Limitations of the study
There are several limitations in our study. VN-P2Y12 is a well-established and reliable method for evaluating response to P2Y12 inhibitors. However, verification of our results by another test could be an added value, especially because there is no validation of the different testing systems in hypothermic patients. Unfortunately, in our study, we did not carry out serial tests of platelet function, which prevents us from determining the minimum time required to achieve effective platelet inhibition after administration of an LD of ticagrelor. We also lack sufficient data to evaluate both the early pharmacokinetic and pharmacodynamic effects of ticagrelor administered through a nasogastric tube. The lack of a control group consisting of patients after CA resulted from difficulties in recruiting such patients due to ethical reasons.

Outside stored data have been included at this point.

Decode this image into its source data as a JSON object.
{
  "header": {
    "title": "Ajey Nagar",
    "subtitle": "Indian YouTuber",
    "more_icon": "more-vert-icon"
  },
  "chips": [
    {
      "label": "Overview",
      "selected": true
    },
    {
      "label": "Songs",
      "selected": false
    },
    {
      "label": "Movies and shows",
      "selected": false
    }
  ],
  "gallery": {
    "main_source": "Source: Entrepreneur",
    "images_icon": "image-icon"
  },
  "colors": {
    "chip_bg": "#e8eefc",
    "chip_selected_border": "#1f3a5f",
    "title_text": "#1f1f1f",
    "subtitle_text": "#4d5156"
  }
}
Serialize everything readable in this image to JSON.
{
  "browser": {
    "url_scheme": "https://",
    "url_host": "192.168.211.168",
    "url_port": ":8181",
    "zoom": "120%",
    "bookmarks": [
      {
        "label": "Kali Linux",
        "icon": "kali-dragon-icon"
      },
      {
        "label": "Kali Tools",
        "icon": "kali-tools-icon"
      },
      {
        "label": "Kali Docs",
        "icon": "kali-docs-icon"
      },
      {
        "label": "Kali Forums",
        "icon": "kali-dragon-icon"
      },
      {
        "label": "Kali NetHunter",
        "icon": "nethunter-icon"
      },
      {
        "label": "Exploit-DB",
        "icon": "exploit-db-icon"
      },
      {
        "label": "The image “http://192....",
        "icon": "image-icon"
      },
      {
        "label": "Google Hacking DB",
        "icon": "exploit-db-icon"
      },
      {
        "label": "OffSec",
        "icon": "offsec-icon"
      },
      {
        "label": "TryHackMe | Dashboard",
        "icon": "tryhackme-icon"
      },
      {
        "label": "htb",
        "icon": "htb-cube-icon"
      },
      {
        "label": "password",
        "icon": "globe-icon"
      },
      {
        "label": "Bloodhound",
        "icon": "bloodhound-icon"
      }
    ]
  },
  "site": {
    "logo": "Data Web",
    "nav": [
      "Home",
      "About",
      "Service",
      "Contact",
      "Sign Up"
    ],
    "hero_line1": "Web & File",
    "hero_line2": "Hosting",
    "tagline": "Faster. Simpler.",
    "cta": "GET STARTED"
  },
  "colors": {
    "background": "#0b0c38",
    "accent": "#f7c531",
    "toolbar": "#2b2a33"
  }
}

Our study was conducted in 1 center, and its limited sample size had sufficient power to assess the effectiveness of platelet aggregation inhibition by ticagrelor but does not provide adequate statistical power to assess clinical endpoints.
Conclusions
The present study confirms the findings of the effectiveness of blocking platelets by ticagrelor in MI patients after OHCA treated with primary PCI undergoing hypothermia. The use of cooling was not associated with an increased risk of ST in patients in this very high-risk group, although it may be associated with a slightly increased risk of bleeding.